The young woman stands by the man's bed, takes his hand in hers. She tunes out all the noises in the room but the sounds of the man's breathing. She amplifies the sound. Listening intently, the young woman synchronises her own breathing rhythm with the man's.

Among the enemy soldiers on the battlefield is a medieval queen. In the coma victim's hallucinatory imagining, she looks like his wife, but hard and ruthless. She appears to be searching for a particular person among the dead and dying. Above the chaos of the battlefield, the man hears a woman's voice, singing. The music is all around and yet far away.

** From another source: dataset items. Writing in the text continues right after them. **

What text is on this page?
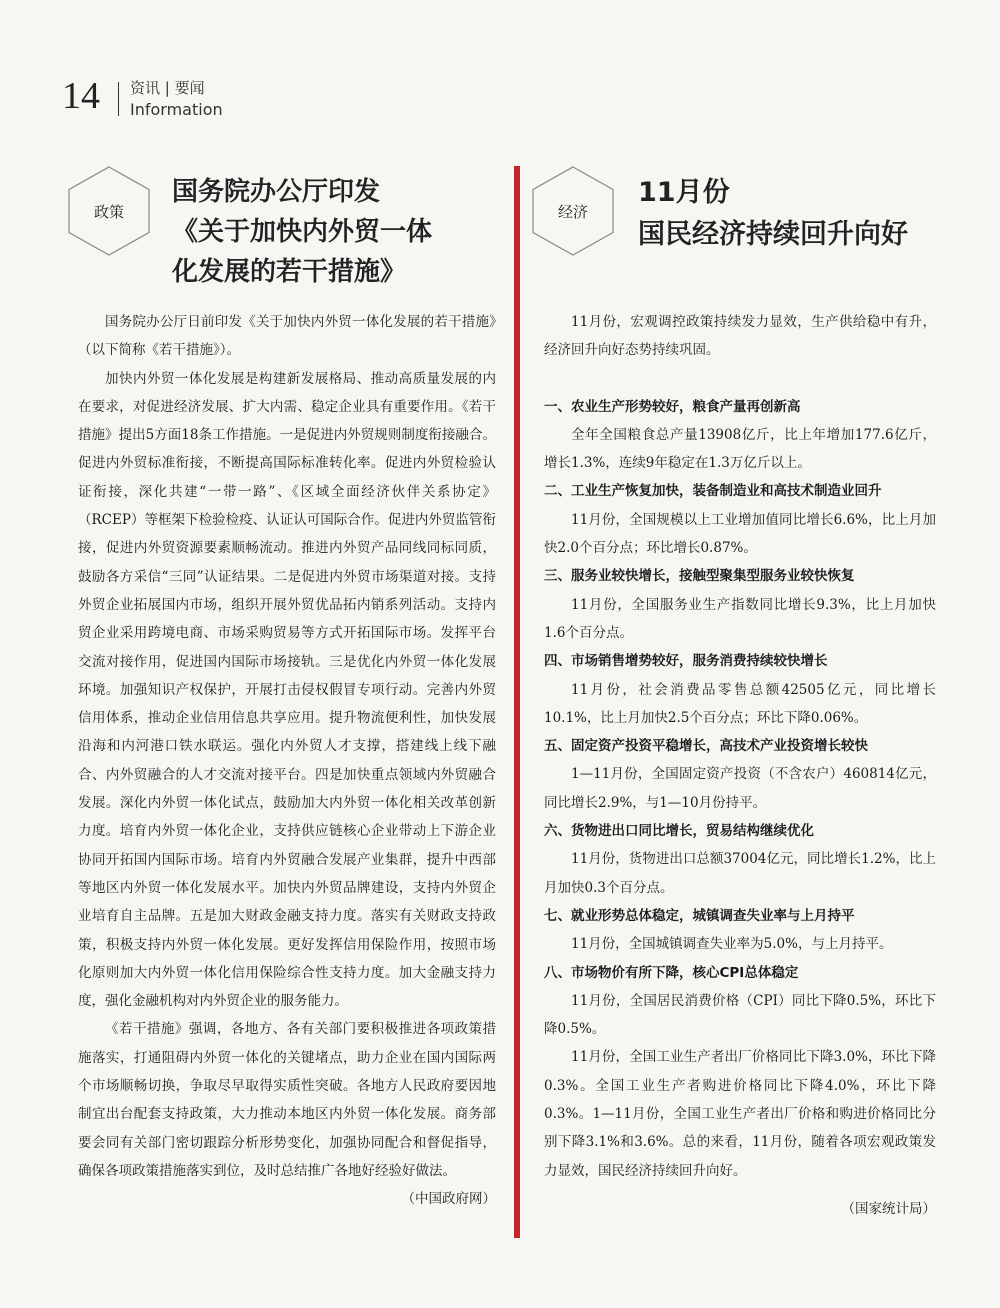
14 资讯 | 要闻
Information
政策
国务院办公厅印发
《关于加快内外贸一体
化发展的若干措施》

国务院办公厅日前印发《关于加快内外贸一体化发展的若干措施》（以下简称《若干措施》）。

加快内外贸一体化发展是构建新发展格局、推动高质量发展的内在要求，对促进经济发展、扩大内需、稳定企业具有重要作用。《若干措施》提出5方面18条工作措施。一是促进内外贸规则制度衔接融合。促进内外贸标准衔接，不断提高国际标准转化率。促进内外贸检验认证衔接，深化共建“一带一路”、《区域全面经济伙伴关系协定》（RCEP）等框架下检验检疫、认证认可国际合作。促进内外贸监管衔接，促进内外贸资源要素顺畅流动。推进内外贸产品同线同标同质，鼓励各方采信“三同”认证结果。二是促进内外贸市场渠道对接。支持外贸企业拓展国内市场，组织开展外贸优品拓内销系列活动。支持内贸企业采用跨境电商、市场采购贸易等方式开拓国际市场。发挥平台交流对接作用，促进国内国际市场接轨。三是优化内外贸一体化发展环境。加强知识产权保护，开展打击侵权假冒专项行动。完善内外贸信用体系，推动企业信用信息共享应用。提升物流便利性，加快发展沿海和内河港口铁水联运。强化内外贸人才支撑，搭建线上线下融合、内外贸融合的人才交流对接平台。四是加快重点领域内外贸融合发展。深化内外贸一体化试点，鼓励加大内外贸一体化相关改革创新力度。培育内外贸一体化企业，支持供应链核心企业带动上下游企业协同开拓国内国际市场。培育内外贸融合发展产业集群，提升中西部等地区内外贸一体化发展水平。加快内外贸品牌建设，支持内外贸企业培育自主品牌。五是加大财政金融支持力度。落实有关财政支持政策，积极支持内外贸一体化发展。更好发挥信用保险作用，按照市场化原则加大内外贸一体化信用保险综合性支持力度。加大金融支持力度，强化金融机构对内外贸企业的服务能力。

《若干措施》强调，各地方、各有关部门要积极推进各项政策措施落实，打通阻碍内外贸一体化的关键堵点，助力企业在国内国际两个市场顺畅切换，争取尽早取得实质性突破。各地方人民政府要因地制宜出台配套支持政策，大力推动本地区内外贸一体化发展。商务部要会同有关部门密切跟踪分析形势变化，加强协同配合和督促指导，确保各项政策措施落实到位，及时总结推广各地好经验好做法。

（中国政府网）

经济
11月份
国民经济持续回升向好

11月份，宏观调控政策持续发力显效，生产供给稳中有升，经济回升向好态势持续巩固。

一、农业生产形势较好，粮食产量再创新高

全年全国粮食总产量13908亿斤，比上年增加177.6亿斤，增长1.3%，连续9年稳定在1.3万亿斤以上。

二、工业生产恢复加快，装备制造业和高技术制造业回升

11月份，全国规模以上工业增加值同比增长6.6%，比上月加快2.0个百分点；环比增长0.87%。

三、服务业较快增长，接触型聚集型服务业较快恢复

11月份，全国服务业生产指数同比增长9.3%，比上月加快1.6个百分点。

四、市场销售增势较好，服务消费持续较快增长

11月份，社会消费品零售总额42505亿元，同比增长10.1%，比上月加快2.5个百分点；环比下降0.06%。

五、固定资产投资平稳增长，高技术产业投资增长较快

1—11月份，全国固定资产投资（不含农户）460814亿元，同比增长2.9%，与1—10月份持平。

六、货物进出口同比增长，贸易结构继续优化

11月份，货物进出口总额37004亿元，同比增长1.2%，比上月加快0.3个百分点。

七、就业形势总体稳定，城镇调查失业率与上月持平

11月份，全国城镇调查失业率为5.0%，与上月持平。

八、市场物价有所下降，核心CPI总体稳定

11月份，全国居民消费价格（CPI）同比下降0.5%，环比下降0.5%。

11月份，全国工业生产者出厂价格同比下降3.0%，环比下降0.3%。全国工业生产者购进价格同比下降4.0%，环比下降0.3%。1—11月份，全国工业生产者出厂价格和购进价格同比分别下降3.1%和3.6%。总的来看，11月份，随着各项宏观政策发力显效，国民经济持续回升向好。

（国家统计局）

In the hospital, the woman sings. The man's breathing is her metronome. On the battlefield, it begins to rain. The man hangs on to the woman's voice like a drowning man to a rope. He is transfixed. Simple and hymn-like at first, the song becomes more complex, urgent.

The man's wife returns to the intensive care ward to find a strange woman singing to her husband. Upset, she tries to intervene. The man's life signs weaken. The woman is pushed away. She sings more stridently. A storm rages on the battlefield. The enemy soldiers and their queen are getting very near now, killing the wounded.

The hospital's machines fail. The man is dying as doctor and nurses scramble to save him. Still the young woman sings. The enemy soldiers reach him. As the man on the battlefield is about to be killed, the song reaches its peak. In the intensive care ward, the man wakes. He smiles at the woman, tears in his eyes. Her song has given him back the desire to live.